Hagar and Ishmael make a final appearance in Galatians 4 where Paul contrasts these two mothers and their sons, Sarah and Hagar, Isaac and Ishmael. Now it is not on the basis of one being younger and the other older but on the basis of one mother being free and other being a slave. In a curious argument he says that Christians are to think of themselves as children of the free woman who represents the heavenly and spiritual Jerusalem which is free. The earthly Jerusalem is fleshly and enslaved. He is thinking once again of a younger child being called ahead of an older one, this time the children of the new covenant accepting Christ before the children of the first covenant. Once again the stories continue interwoven, the story of Judaism, the elder son, and the story of the Church, the younger son. Each might try to understand itself without the other but it is not possible.
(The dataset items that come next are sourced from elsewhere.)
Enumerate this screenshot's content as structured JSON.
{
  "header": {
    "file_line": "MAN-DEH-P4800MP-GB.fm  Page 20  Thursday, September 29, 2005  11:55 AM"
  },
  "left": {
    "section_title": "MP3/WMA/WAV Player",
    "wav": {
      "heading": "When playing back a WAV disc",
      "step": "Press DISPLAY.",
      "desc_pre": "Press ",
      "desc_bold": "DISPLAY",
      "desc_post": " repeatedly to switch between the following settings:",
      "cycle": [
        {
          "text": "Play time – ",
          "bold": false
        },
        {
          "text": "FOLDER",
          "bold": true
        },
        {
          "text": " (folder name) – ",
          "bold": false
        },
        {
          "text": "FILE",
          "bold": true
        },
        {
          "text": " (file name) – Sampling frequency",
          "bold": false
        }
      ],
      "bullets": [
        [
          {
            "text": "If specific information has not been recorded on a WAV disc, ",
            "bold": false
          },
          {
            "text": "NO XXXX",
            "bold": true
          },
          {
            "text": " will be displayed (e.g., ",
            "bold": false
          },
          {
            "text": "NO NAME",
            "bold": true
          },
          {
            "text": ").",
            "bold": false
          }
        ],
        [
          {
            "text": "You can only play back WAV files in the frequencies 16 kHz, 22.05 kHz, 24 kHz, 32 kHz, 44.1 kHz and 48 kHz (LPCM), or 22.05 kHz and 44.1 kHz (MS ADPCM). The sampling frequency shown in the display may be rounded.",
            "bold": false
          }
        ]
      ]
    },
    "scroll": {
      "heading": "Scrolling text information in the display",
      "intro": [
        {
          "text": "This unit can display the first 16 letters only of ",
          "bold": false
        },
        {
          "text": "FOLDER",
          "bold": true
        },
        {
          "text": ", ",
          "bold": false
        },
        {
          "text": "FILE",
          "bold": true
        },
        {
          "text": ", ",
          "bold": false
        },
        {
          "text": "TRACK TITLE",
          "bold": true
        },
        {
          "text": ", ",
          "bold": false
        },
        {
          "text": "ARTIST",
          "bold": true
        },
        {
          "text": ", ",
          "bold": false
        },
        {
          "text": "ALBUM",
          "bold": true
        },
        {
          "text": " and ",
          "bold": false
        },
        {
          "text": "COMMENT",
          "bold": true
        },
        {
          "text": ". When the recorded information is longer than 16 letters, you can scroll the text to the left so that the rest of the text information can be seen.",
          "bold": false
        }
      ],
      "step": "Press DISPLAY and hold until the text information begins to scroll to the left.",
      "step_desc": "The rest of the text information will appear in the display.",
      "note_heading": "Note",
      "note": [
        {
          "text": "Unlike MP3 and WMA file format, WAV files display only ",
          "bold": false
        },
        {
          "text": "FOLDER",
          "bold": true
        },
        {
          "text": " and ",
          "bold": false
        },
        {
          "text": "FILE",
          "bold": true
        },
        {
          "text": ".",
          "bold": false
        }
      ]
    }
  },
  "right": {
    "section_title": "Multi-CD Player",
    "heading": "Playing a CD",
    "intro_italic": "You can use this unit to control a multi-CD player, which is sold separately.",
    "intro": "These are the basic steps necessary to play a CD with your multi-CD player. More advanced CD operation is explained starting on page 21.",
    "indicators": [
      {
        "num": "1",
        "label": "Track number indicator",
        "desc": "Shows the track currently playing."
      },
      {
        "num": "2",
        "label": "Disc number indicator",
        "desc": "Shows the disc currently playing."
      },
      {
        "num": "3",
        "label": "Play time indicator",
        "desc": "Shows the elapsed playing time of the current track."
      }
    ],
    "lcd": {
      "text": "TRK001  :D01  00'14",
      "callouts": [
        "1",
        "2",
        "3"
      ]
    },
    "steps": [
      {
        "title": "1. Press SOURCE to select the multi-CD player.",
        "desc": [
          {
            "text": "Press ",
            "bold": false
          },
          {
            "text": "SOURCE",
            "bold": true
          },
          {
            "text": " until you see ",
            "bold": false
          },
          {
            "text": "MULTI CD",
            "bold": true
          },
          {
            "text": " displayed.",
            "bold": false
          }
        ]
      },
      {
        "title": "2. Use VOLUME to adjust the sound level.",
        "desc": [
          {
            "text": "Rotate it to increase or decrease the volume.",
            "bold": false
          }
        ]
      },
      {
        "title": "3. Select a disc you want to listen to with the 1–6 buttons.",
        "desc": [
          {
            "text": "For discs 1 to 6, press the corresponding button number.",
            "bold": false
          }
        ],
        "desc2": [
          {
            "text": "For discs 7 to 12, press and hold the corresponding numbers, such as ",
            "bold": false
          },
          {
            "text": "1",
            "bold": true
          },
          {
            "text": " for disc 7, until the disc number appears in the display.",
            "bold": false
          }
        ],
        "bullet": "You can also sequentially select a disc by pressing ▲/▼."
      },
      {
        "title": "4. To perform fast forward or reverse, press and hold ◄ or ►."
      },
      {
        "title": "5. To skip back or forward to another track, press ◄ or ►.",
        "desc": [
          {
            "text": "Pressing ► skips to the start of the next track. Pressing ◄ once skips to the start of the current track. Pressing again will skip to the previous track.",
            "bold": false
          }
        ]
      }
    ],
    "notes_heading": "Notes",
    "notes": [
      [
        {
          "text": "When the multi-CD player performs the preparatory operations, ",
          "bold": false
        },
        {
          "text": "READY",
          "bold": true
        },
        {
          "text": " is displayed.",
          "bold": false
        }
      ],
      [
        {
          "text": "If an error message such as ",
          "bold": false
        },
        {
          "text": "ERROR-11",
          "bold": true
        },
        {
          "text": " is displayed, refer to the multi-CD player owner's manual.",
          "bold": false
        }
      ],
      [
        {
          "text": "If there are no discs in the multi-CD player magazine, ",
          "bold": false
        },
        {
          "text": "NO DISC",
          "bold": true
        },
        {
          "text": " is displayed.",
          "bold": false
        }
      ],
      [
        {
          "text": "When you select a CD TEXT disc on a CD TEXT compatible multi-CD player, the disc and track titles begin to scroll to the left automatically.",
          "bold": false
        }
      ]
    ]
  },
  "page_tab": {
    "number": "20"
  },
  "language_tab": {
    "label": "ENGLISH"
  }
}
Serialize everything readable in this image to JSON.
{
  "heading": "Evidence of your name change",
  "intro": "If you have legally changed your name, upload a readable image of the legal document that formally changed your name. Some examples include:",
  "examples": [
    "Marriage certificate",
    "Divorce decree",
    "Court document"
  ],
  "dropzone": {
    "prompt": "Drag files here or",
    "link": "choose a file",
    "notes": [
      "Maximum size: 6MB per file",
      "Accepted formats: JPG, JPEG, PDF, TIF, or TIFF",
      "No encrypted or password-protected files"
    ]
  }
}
Something persists in the way the Lord deals with his people, to remind us that it is all grace, a pure gift. When we forget this, as we often do, the Lord raises up a child younger than us to remind us, for we who once were the younger can easily begin to live and act as if we are the elder. And then we must move to a different role in the never-ending story and wait for the time when our youth will be restored and our freedom re-established. But always, in whatever wilderness we wander, God is with us, sustaining us and helping us as we grow up.